BAKERSFIELD, Calif. (KGET) — Former D.C. police officer Michael Fanone, who defended the U.S. Capitol on Jan. 6, and the national group Courage for America gathered in Bakersfield on Thursday to call on Speaker Kevin McCarthy (R-Bakersfield) to protect benefits in government spending and debt limit negotiations, marking the group’s first stop in a statewide bus tour.

The event at Yokuts Park near McCarthy’s Bakersfield office came just before the announcement that a grand jury in Manhattan voted to indict former President Donald Trump as a result of an investigation centered around his alleged role in a hush money payment involving adult film star Stormy Daniels in 2016.

“At the end of the day, when the President or former President calls for death and destruction and rejects the idea of peaceful protest, the people that are going to get hurt, are cop, cops that are out here trying to keep the peace, sworn to protect,” Fanone said when asked Thursday if he was concerned about the former President’s calls for protests if Trump was indicted before the news of the grand jury’s vote was publicly known. “Those are the individuals that are going to be injured. I support law enforcement.
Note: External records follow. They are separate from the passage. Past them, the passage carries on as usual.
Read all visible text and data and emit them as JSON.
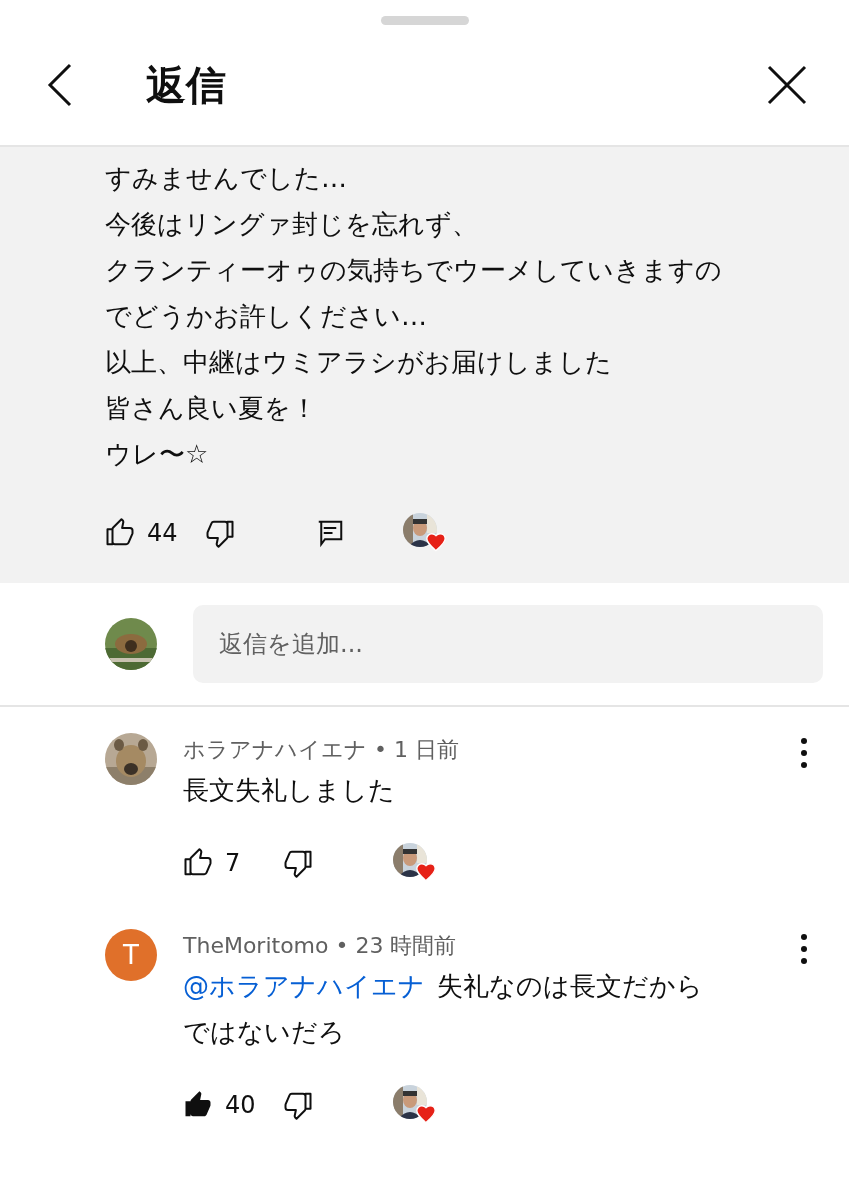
{
  "header": {
    "title": "返信"
  },
  "comment": {
    "lines": [
      "すみませんでした…",
      "今後はリングァ封じを忘れず、",
      "クランティーオゥの気持ちでウーメしていきますの",
      "でどうかお許しください…",
      "以上、中継はウミアラシがお届けしました",
      "皆さん良い夏を！",
      "ウレ〜☆"
    ],
    "likes": "44",
    "liked": false,
    "creator_heart": true
  },
  "reply_box": {
    "placeholder": "返信を追加..."
  },
  "replies": [
    {
      "meta": "ホラアナハイエナ • 1 日前",
      "text": "長文失礼しました",
      "likes": "7",
      "liked": false,
      "creator_heart": true
    },
    {
      "avatar": {
        "kind": "letter",
        "letter": "T"
      },
      "meta": "TheMoritomo • 23 時間前",
      "mention": "@ホラアナハイエナ",
      "text": "失礼なのは長文だからではないだろ",
      "likes": "40",
      "liked": true,
      "creator_heart": true
    }
  ]
}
And I don’t want to see my former colleagues injured.”

Fanone was referring to Trump’s post on his social media site Truth Social last week in which Trump said potential death and destruction from a charge, in this case, would be catastrophic for the country.
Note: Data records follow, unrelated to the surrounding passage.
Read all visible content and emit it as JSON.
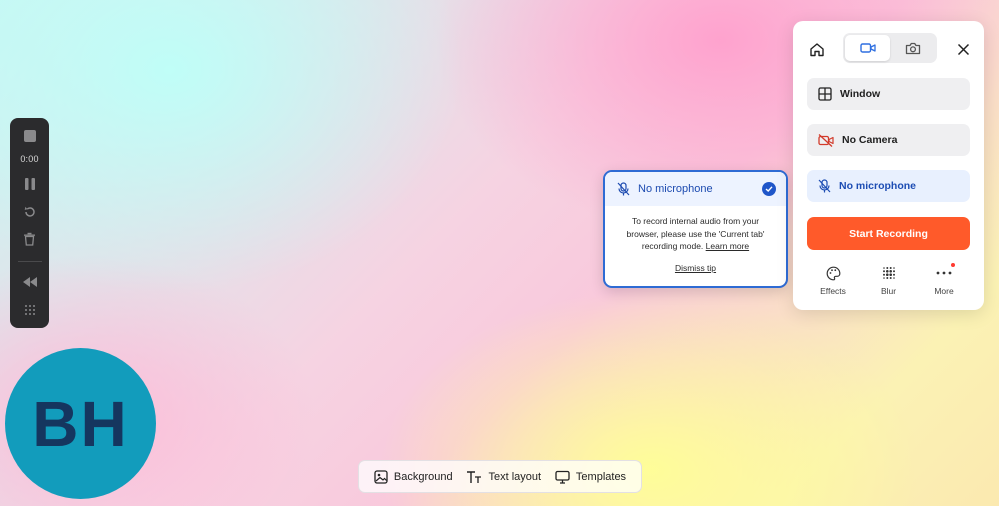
{
  "recorder_controls": {
    "timer": "0:00",
    "icons": [
      "stop-icon",
      "pause-icon",
      "restart-icon",
      "trash-icon",
      "rewind-icon",
      "grid-icon"
    ]
  },
  "avatar": {
    "initials": "BH",
    "color": "#129cbc"
  },
  "bottom_toolbar": {
    "background_label": "Background",
    "text_layout_label": "Text layout",
    "templates_label": "Templates"
  },
  "mic_tip": {
    "selected_label": "No microphone",
    "body_text": "To record internal audio from your browser, please use the 'Current tab' recording mode.",
    "learn_more": "Learn more",
    "dismiss": "Dismiss tip"
  },
  "panel": {
    "mode_tabs": [
      {
        "icon": "video-icon",
        "active": true
      },
      {
        "icon": "camera-icon",
        "active": false
      }
    ],
    "window_label": "Window",
    "camera_label": "No Camera",
    "microphone_label": "No microphone",
    "start_label": "Start Recording",
    "actions": {
      "effects": "Effects",
      "blur": "Blur",
      "more": "More"
    },
    "accent_color": "#ff5a2a",
    "selected_color": "#1c4cb3"
  }
}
After suffering a heart attack and a brain injury responding to the attack on the Capitol on Jan. 6, Fanone has been outspoken about McCarthy’s response to the attack, but Thursday was the first time he took his message to Bakersfield.

“I would ask Kevin McCarthy to return to the Kevin McCarthy that spoke out in the days just after Jan. 6, truthfully, about what happened that day and about the extremist element that seems to [be] holding hostage his party,” he said.

Members of Courage for America, which includes Fanone, gathered Thursday to kick off a nationwide bus tour in which the group plans to travel from Bakersfield to D.C. stopping in different Congressional districts along the way. The purpose, the group said, is to call on McCarthy and House Republicans not to cut benefits such as social security, Medicare, Medicaid and SNAP, the Supplemental Nutrition Assistance Program formerly known as food stamps.

“I walked into a doctor’s office with a nagging cough and walked out with a stage four cancer diagnosis. I’m alive today because of the insurance I had through the Affordable Care Act,” Laura Packard of Heath Care Voter said at Thursday’s event. “[House Republicans] need to stop with the politics and the gamesmanship.”

McCarthy has repeatedly said cuts to social security and Medicare are off the table as the House GOP looks to cut government spending in exchange for raising the nation’s debt limit.

On the topic of Medicaid, McCarthy’s office told us on March 17 that he believes reforms are needed to Medicaid to ensure benefits are going to those truly in need, as well as to end improper payments in this program.

Some House Republicans have proposed placing stronger work requirements on SNAP.

Jesse Aguilar, a California Teachers Association board member who works for the Kern High School district said at the event Thursday he believes changes to SNAP would have a big impact on families in Kern County.

“You see kids that come to school that haven’t been fed, and sometimes their only meal that they’re getting that day is at school, they’re not getting those meals at home,” he said. “I’m a constituent. I live in the speaker’s congressional district. I’ve lived here for most of my life. I work here. Most of my family lives here. And we would like our congressman to work for us.”

17 News reached out to McCarthy’s office for comment on Thursday’s event but did not immediately hear back.